Luke Scanlon of Pinsent Masons, the law firm behind Out-Law, said some institutions might also need to revisit risk assessments they have already carried out as a result of the EBA's finalised guidelines on ICT and security risk management.
The EBA's new guidelines are addressed to payment service providers, credit institutions and investment firms. They will apply from 30 June 2020 when they will replace current guidelines on the security measures for operational and security risks of payment services, which will be repealed on the same date.
The guidelines have a broad application, as they apply to institutions' internal approach to ICT and security risk management and sets out further obligations in respect of their oversight of the approach taken by their outsourcing providers and with other third parties they engage with too.
"It will be important for financial institutions to review the new guidance to check whether their existing contracts with third parties comply," Scanlon said. "It may be that some contracts and service level agreements have to be updated to reflect the new requirements."
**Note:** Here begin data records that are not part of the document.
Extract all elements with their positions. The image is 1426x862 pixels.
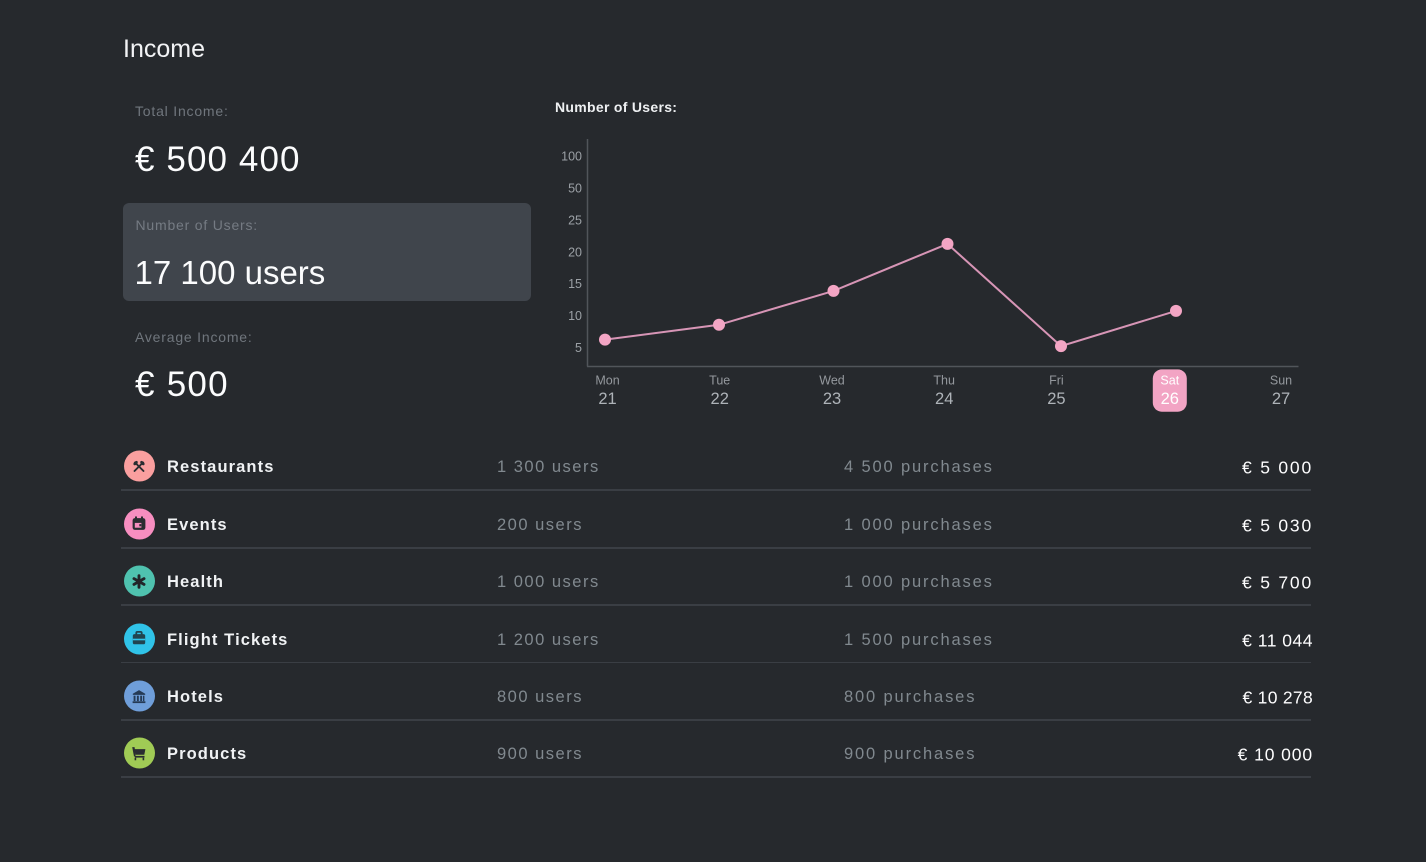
svg-text:5: 5: [575, 341, 582, 355]
svg-text:Tue: Tue: [709, 374, 730, 388]
svg-text:21: 21: [598, 390, 616, 408]
svg-text:Thu: Thu: [933, 374, 955, 388]
svg-text:26: 26: [1161, 390, 1179, 408]
svg-text:Sun: Sun: [1270, 374, 1292, 388]
svg-text:15: 15: [568, 277, 582, 291]
svg-text:20: 20: [568, 245, 582, 259]
svg-text:Wed: Wed: [819, 374, 845, 388]
svg-text:Sat: Sat: [1160, 374, 1179, 388]
svg-text:27: 27: [1272, 390, 1290, 408]
svg-text:Mon: Mon: [595, 374, 619, 388]
svg-text:25: 25: [1047, 390, 1065, 408]
svg-text:10: 10: [568, 309, 582, 323]
svg-text:24: 24: [935, 390, 953, 408]
svg-text:100: 100: [561, 150, 582, 164]
svg-text:50: 50: [568, 182, 582, 196]
svg-text:25: 25: [568, 213, 582, 227]
svg-text:22: 22: [711, 390, 729, 408]
svg-text:Fri: Fri: [1049, 374, 1064, 388]
svg-text:23: 23: [823, 390, 841, 408]
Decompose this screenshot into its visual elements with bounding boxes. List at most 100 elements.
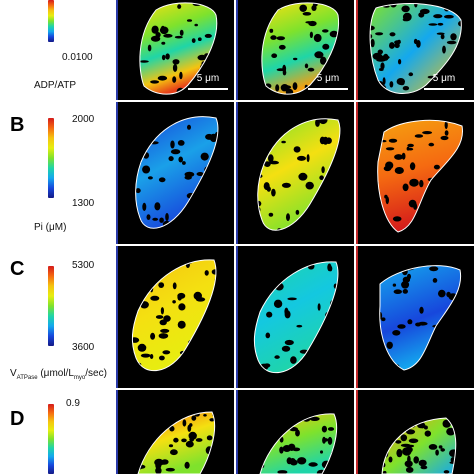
cell-void [467,39,474,43]
cell-void [460,356,461,360]
separator-a2 [236,0,238,100]
cell-void [312,350,320,354]
cell-void [146,412,151,416]
cell-void [295,209,300,215]
scale-bar-label-a3: 5 μm [432,73,456,84]
cell-panel-c1 [116,246,234,388]
cell-void [198,199,203,203]
cell-void [402,86,410,91]
cell-void [325,65,336,73]
cell-void [281,182,291,188]
cell-image-c3 [379,265,462,387]
cell-void [138,428,146,433]
separator-c3 [356,246,358,388]
cell-void [135,225,138,229]
cell-void [369,446,374,449]
cell-void [432,116,440,119]
cell-void [401,5,410,13]
cell-void [150,332,156,340]
colorbar-d [48,404,54,474]
cell-void [417,423,426,429]
cell-void [210,343,216,350]
cell-void [340,286,344,294]
cell-void [197,54,207,61]
cell-void [394,154,404,160]
cell-image-c1 [123,259,231,387]
cell-void [309,416,320,421]
cell-void [139,9,149,15]
cell-image-d1 [118,411,216,474]
cell-void [347,311,354,319]
cell-void [329,30,339,38]
cell-void [123,5,132,13]
cell-void [217,212,218,221]
cell-void [170,449,178,456]
cell-void [159,217,164,223]
cell-void [428,23,438,26]
cell-void [435,396,440,399]
colorbar-label-c-sub: ATPase [16,375,38,381]
cell-void [268,154,274,163]
cell-void [336,413,337,417]
cell-void [275,394,279,397]
cell-void [398,59,402,65]
cell-void [261,452,268,456]
cell-void [131,109,138,114]
separator-a1 [116,0,118,100]
cell-void [168,444,174,448]
cell-void [317,303,321,311]
cell-void [274,355,280,359]
cell-void [248,377,257,379]
cell-void [155,315,164,319]
row-pi: B 2000 1300 Pi (μM) [0,102,474,244]
cell-void [332,215,340,224]
cell-void [230,56,234,60]
cell-void [337,366,338,370]
cell-void [308,395,317,403]
cell-void [371,108,377,115]
cell-void [255,71,259,79]
cell-void [403,390,408,397]
cell-void [419,306,424,314]
cell-void [457,42,462,50]
cell-void [331,60,339,64]
cell-void [142,202,147,211]
cell-void [464,442,471,446]
cell-void [340,333,343,337]
cell-void [163,33,173,38]
cell-void [174,35,183,39]
cell-outline [369,3,462,94]
cell-panel-d3 [356,390,474,474]
cell-void [268,212,274,217]
cell-void [138,415,140,420]
cell-void [334,171,340,177]
cell-void [123,269,129,272]
cell-outline [257,118,341,231]
colorbar-label-c-tail: (μmol/L [37,368,74,379]
cell-void [266,311,273,318]
cell-void [468,181,474,186]
cell-void [225,156,230,162]
cell-void [226,0,234,2]
cell-void [401,380,409,387]
cell-void [255,391,264,397]
cell-void [222,13,230,15]
cell-void [215,36,217,42]
cell-void [222,305,231,310]
cell-void [162,350,171,355]
cell-void [359,446,365,451]
legend-d: D 0.9 [0,390,116,474]
cell-void [292,82,298,90]
cell-void [295,429,300,437]
cell-void [118,411,126,419]
cell-void [459,217,463,223]
cell-void [227,166,234,169]
cell-void [248,278,254,286]
cell-void [146,412,155,414]
cell-image-a1 [123,0,234,95]
cell-void [194,383,202,387]
cell-void [464,412,469,420]
cell-void [385,419,392,427]
cell-void [278,104,283,109]
cell-void [270,35,277,40]
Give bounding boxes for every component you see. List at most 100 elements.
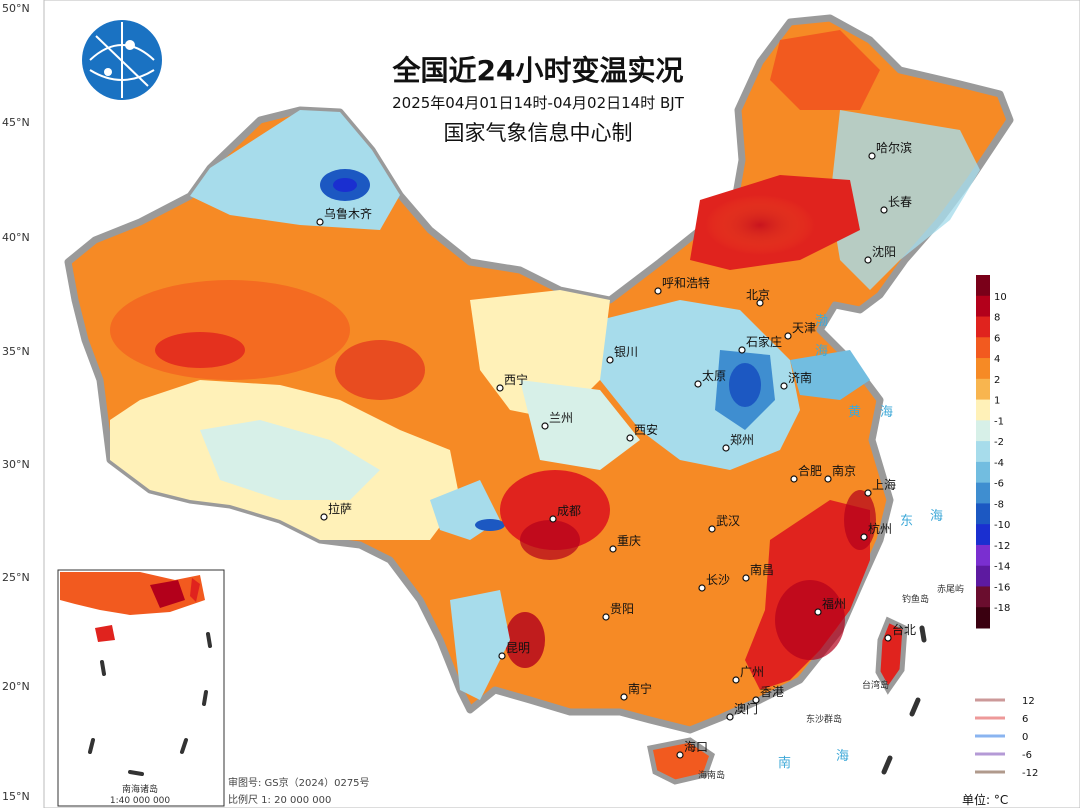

The new guidance mandates institutions, among other things, to include certain provisions in their agreements with third parties. These include "appropriate and proportionate information security-related objectives and measures", such as minimum cybersecurity requirements, a specification of the institution's data life cycle, any data encryption requirements, processes for monitoring network security, and the location of data centres.
The contracts must also contain "operational and security incident handling procedures including escalation and reporting".
The new ICT and security risk management guidance builds on requirements payment service providers are obliged to meet to address operational and security risks under the EU's second Payment Services Directive (PSD2), and they also intersect with the EBA's guidelines on outsourcing, which began to apply on 30 September 2019.
To comply with the EBA's outsourcing guidelines, institutions have had to carry out an assessment of how their outsourcing would impact their operational risk. However, the EBA has now set out further detailed risk assessment obligations in its latest guidance.
Institutions must identify their business functions, roles and supporting processes and then classify the various functions, processes and information assets according to their criticality. They are then obliged to identify the ICT and security risks that impact on those functions, processes and information assets according to their criticality. This assessment needs to be carried out at least annually, or more regularly if necessary, and it needs to be updated when there are "any major changes in infrastructure, processes or procedures affecting the business functions, supporting processes or information assets".
Scanlon said: "Many institutions will already have been through an extensive risk assessment exercise, including in relation to security, as part of their efforts to comply with the EBA's outsourcing guidelines. Just months later, the EBA has set out further risk assessment obligations. It is incumbent on regulators to consider the financial cost and resourcing and administrative burdens of regulatory compliance and try to better streamline the requirements they impose."
Scanlon said greater coordination is also needed across regulators to reduce the burdens of compliance.
He said: "In this instance there is a risk of duplication of risk assessments since the EBA has set out separate requirements in two documents published within just months of each other. For financial institutions, however, there are other guidelines from other regulators that could well impact on this area. In the UK, we are anticipating the imminent release of new outsourcing guidelines from the Prudential Regulation Authority (PRA), and at European level finalised cloud outsourcing guidance is expected soon from the European Insurance and Occupational Pensions Authority (EIOPA). Other bodies, such as the European Securities and Markets Authority (ESMA), might also wade in with their own guidelines."
"For financial institutions, particularly ones with both investment banking and insurance arms, there is a clear need to ensure compliance work can be standardised and streamlined as best as possible," he said.